And even in routine care, care shortages and delays can take an enormous toll on patients.

“Hearing that you have cancer is devastating by itself. The worst is when they hear that you have to wait one month to even see a doctor for the first time,” Patel says. “And I think that is important. How can we bridge and curb that gap? How can we triage and have good care navigation systems in place that will help individuals who are diagnosed with cancer not to have to wait one or two months to access care, no matter their status?”

These are just some of the sorts of problems that the first effort will address.

Image: Santosh Mohan, and Jennifer Goldsack at ViVE 2023. Credit: HLTH

Part of a larger solution

Goldsack, Mohan, and Patel don’t believe that digital solutions can solve all of these problems. In particular, cost of care is an ongoing conversation that will likely need a systemic solution. But in the meantime, digital solutions can improve care navigation, access to trials, and potentially create a framework to address the worst of these cost issues.

pharmaphorum asked Mohan about the awkwardness of working with the full spectrum of stakeholders to reduce cost of care, even though some of those stakeholders are responsible for costs being as high as they are.
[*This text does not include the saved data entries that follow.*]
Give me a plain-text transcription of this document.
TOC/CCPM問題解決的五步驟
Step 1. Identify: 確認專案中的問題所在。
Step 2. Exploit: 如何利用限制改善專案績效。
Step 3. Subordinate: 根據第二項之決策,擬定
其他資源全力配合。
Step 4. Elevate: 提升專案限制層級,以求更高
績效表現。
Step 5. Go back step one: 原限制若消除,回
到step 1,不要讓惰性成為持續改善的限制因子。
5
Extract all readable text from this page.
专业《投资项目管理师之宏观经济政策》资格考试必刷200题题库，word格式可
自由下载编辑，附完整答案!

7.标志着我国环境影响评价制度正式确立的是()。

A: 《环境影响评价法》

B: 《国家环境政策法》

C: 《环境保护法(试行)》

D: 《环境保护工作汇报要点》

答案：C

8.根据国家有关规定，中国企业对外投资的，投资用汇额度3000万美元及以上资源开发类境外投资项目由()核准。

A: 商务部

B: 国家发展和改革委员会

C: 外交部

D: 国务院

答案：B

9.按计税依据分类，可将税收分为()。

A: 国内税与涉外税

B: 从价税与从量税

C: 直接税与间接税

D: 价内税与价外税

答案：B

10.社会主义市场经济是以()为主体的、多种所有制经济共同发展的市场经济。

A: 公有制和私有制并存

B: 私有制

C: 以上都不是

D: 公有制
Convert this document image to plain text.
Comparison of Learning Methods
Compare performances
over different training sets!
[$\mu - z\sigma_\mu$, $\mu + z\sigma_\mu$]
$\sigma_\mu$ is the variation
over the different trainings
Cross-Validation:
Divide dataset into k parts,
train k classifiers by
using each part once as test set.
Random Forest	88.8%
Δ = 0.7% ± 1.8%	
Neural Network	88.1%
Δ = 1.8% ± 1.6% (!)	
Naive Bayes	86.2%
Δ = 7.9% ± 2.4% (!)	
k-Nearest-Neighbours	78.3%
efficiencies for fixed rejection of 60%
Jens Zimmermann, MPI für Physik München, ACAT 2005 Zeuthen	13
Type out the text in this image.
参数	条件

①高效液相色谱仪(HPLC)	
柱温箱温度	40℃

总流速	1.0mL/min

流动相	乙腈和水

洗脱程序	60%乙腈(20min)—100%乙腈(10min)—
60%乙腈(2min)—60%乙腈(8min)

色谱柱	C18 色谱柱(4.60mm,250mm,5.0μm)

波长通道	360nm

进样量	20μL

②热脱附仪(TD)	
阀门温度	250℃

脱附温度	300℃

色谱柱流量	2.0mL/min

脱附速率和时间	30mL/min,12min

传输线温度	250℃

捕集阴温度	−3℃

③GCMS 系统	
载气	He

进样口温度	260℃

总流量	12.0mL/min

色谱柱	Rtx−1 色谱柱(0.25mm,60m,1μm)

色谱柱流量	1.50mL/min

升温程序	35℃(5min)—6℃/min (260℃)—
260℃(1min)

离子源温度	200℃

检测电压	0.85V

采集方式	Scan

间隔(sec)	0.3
“Part of this is having those uncomfortable conversations, but part of this is also thinking about where digital can make a difference?” he said. “How do we help cut down some of those out-of-pocket costs? Avoiding people having to spend to travel, people having to uproot their families to go to a different state to access NCI-designated level care without having to actually do that, and being able to access that regardless of their ZIP code or income level. So, I think there are ways where we can achieve some common ground and there are ways where we’ll have to have some uncomfortable conversations as well.”

Patel says that just because this initiative is focused on the enormous potential of digital to help doesn’t mean that “for every nail we see […] a digital hammer is the answer.”

“There will be times where digital will help for a solution, and there will be times where it’s clear demarcation where digital is not the answer,” he said. “So, I think that having the recognition and identification that those two exist on the same plane, and we’ll be addressing that all together, would be important.”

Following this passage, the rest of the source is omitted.